I'll let you, second-person addressee, in on a little secret: I like teaching, and--because of that, and because it is my job to do so--I hate canceling classes. I once taught in Chicago with about a million-degree fever, and I like to think my students barely noticed, outside of the occasional moment when I would run out into the hallway and have a coughing fit suggesting I was birthing a goat orally. I would then return demurely inside to lecture on Greek lyric. (I'm sure that there is a Greek account of language  originating in a man orally birthing a goat out of his mouth--don't ask how it got there in the first place--so no doubt I was adding ever-more value to my students' educations, even if what they probably remember is a living corpse telling them incorrect things about ephebes.)

But the living corpse was not trotted out for the students this week.

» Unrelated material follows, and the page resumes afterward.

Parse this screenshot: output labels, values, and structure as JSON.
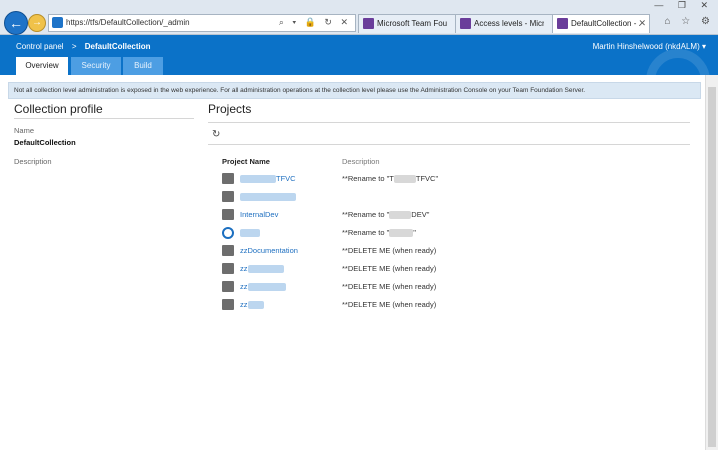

I don't actually have a voice at the moment, and my throat--although better--is still sort of a river of pain. It is Thursday, and the illness still has the run of the temple (e.g. ruined, clammy, possibly used for "ritual activities") that is my body. If I put my head basically on top of my new humidifier, I will cease coughing. If I decide that I don't want to perch directly in front of the spume hose--for so I have named it--I resume with the oral goat-birth. It is a living.

(This humidifier, too, is a Thing. Although all of the interior materials show happy babies gurgling appreciatively, the thing itself has what look like underlights--those things you put on your 'roided-up Civic in 4 Fast 6 Furious--and suggests that it might be able to support Lazer 'Floyd. Updates to follow.)

I am anguished--this is not too strong a word--that I have had to cancel this many classes, as well as a screening of Macbeth. But I have received many lovely messages from my students--no, that is not cynicism--so I suspect we'll all live without the megawatt illumination that is my teaching.

Anyway, regular blogging to resume--maybe tomorrow? I have many things to talk about: Marxist bombings, Ottoman soap operas (read: filmed catfights), and cab drivers subtly implying that my students are whores. But, before that, I am to the spume hose.